2. Lévy-Bruhl D, Pebody R, Veldhuijzen I, Valenciano M, Osborne K. ESEN: a comparison of vaccination programmes. Eurosurveillance 1998; 3: 93-6.

3. Lévy-Bruhl D, Pebody R, Veldhuijzen I, Valenciano M, Osborne K. ESEN: a comparison of vaccination programmes - Part two: pertussis. Eurosurveillance 1998; 3: 107-10.

4. Lévy-Bruhl D, Maccario J, Richardson S, Guérin N. Modélisation de la rougeole en France et conséquences pour l'âge d'administration de la seconde vaccination rougeole-oreillons-rubéole. Bulletin Epidémiologique Hebdomadaire 1997; 29:133-5

5. Peltola H, Davidkin I, Valle M, Paunio M, Hovi T, Heinonen OP, et al. No measles in Finland. Lancet 1997; 350: 1364-5.

6. Gay N, Ramsay M, Cohen B, Hesketh L, Morgan-Capner P, Brown D, et al. The epidemiology of measles in England and Wales since the 1994 vaccination campaign. Commun Dis Rep CDR Rev 1997; 7: R21-6.
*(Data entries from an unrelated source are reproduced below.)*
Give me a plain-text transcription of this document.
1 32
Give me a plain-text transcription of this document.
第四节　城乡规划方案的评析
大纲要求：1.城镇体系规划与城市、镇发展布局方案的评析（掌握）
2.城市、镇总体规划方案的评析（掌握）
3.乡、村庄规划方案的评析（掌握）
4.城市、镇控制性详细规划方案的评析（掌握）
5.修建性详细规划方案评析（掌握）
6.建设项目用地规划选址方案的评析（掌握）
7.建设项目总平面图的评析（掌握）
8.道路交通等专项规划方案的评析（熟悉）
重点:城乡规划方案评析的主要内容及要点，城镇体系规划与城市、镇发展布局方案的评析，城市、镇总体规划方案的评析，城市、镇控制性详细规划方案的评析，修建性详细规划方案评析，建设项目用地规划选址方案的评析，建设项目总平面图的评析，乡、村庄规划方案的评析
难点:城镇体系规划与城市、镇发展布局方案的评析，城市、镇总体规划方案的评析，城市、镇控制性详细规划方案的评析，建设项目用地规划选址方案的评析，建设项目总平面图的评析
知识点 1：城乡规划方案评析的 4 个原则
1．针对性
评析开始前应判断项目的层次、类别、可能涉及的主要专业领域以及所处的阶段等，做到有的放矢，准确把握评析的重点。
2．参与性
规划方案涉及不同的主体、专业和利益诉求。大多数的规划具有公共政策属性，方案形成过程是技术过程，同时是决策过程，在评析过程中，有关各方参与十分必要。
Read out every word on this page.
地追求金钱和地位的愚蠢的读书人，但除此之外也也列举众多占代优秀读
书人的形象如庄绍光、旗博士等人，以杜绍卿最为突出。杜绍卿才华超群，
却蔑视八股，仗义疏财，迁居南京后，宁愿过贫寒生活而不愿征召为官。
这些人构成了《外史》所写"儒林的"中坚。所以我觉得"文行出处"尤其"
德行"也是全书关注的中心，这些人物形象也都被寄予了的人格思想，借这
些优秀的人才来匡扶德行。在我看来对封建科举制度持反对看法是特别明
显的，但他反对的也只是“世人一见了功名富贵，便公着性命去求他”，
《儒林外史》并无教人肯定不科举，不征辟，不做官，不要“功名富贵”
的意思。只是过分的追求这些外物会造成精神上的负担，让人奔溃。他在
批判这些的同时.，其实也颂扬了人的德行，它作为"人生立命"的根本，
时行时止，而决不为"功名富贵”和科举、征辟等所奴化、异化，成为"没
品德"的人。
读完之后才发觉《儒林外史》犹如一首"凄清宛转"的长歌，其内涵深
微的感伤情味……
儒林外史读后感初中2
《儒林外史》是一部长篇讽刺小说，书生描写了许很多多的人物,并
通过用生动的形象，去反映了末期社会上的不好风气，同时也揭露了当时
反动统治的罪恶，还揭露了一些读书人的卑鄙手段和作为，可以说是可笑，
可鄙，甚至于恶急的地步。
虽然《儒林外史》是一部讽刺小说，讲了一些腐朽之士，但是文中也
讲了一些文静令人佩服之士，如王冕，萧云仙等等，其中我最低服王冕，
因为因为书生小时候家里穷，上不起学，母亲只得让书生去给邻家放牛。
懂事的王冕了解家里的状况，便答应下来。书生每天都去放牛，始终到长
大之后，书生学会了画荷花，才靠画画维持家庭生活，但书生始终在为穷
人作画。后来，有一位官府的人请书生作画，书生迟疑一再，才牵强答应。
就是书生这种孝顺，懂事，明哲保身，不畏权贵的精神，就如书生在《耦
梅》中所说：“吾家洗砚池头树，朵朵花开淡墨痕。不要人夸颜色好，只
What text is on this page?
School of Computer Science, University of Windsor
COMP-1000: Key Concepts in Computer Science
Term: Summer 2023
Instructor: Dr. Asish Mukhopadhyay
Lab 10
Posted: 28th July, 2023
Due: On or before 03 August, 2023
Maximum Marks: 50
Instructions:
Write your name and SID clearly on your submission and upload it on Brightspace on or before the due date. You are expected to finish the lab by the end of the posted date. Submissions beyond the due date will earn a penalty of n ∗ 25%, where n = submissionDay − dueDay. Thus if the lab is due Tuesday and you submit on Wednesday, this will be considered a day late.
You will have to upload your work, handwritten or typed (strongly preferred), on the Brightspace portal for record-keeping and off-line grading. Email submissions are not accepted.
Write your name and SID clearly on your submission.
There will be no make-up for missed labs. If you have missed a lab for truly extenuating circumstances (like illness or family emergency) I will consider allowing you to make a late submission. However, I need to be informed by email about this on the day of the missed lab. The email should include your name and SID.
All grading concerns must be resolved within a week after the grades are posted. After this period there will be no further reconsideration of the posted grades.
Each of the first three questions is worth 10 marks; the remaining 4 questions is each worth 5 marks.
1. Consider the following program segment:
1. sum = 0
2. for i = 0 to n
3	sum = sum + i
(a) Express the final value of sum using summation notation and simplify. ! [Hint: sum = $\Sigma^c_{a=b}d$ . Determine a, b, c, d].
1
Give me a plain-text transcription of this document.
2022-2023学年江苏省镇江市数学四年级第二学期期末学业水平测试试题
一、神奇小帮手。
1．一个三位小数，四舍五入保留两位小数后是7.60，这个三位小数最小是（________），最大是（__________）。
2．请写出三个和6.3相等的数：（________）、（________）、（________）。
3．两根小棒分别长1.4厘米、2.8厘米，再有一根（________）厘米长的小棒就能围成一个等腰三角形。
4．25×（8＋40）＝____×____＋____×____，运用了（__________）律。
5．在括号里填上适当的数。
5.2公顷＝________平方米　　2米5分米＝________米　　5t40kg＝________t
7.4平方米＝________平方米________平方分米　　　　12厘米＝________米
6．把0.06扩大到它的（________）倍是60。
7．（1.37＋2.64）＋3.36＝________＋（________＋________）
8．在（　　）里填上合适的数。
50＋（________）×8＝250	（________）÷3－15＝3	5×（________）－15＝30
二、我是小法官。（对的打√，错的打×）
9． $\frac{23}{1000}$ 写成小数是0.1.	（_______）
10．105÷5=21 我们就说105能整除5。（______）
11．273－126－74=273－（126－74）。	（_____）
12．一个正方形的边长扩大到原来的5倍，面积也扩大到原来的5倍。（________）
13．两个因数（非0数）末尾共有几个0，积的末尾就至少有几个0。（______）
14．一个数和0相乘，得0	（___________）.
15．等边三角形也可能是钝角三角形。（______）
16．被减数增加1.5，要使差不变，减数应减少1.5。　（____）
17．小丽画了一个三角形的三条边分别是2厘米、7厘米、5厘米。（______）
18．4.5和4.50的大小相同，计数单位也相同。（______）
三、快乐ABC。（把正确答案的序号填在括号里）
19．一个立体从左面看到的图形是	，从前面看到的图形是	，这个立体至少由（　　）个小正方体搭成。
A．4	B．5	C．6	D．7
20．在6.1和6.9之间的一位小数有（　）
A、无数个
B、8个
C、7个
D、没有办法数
7. Anderson RM, May RM. Vaccination against rubella and measles: quantitative investigations of different politics. Journal of Hygiene (Cambridge) 1983; 90: 259-325.

8. Miller E, Waight P, Gay N, Ramsay M, Vurdien J, Morgan-Capner P, et al. The epidemiology of rubella in England and Wales before and after the 1994 measles and rubella vaccination campaign: fourth joint report from the PHLS and the National Congenital Rubella Surveillance Programme. Commun Dis Rep CDR Rev 1997; 7: R26-32.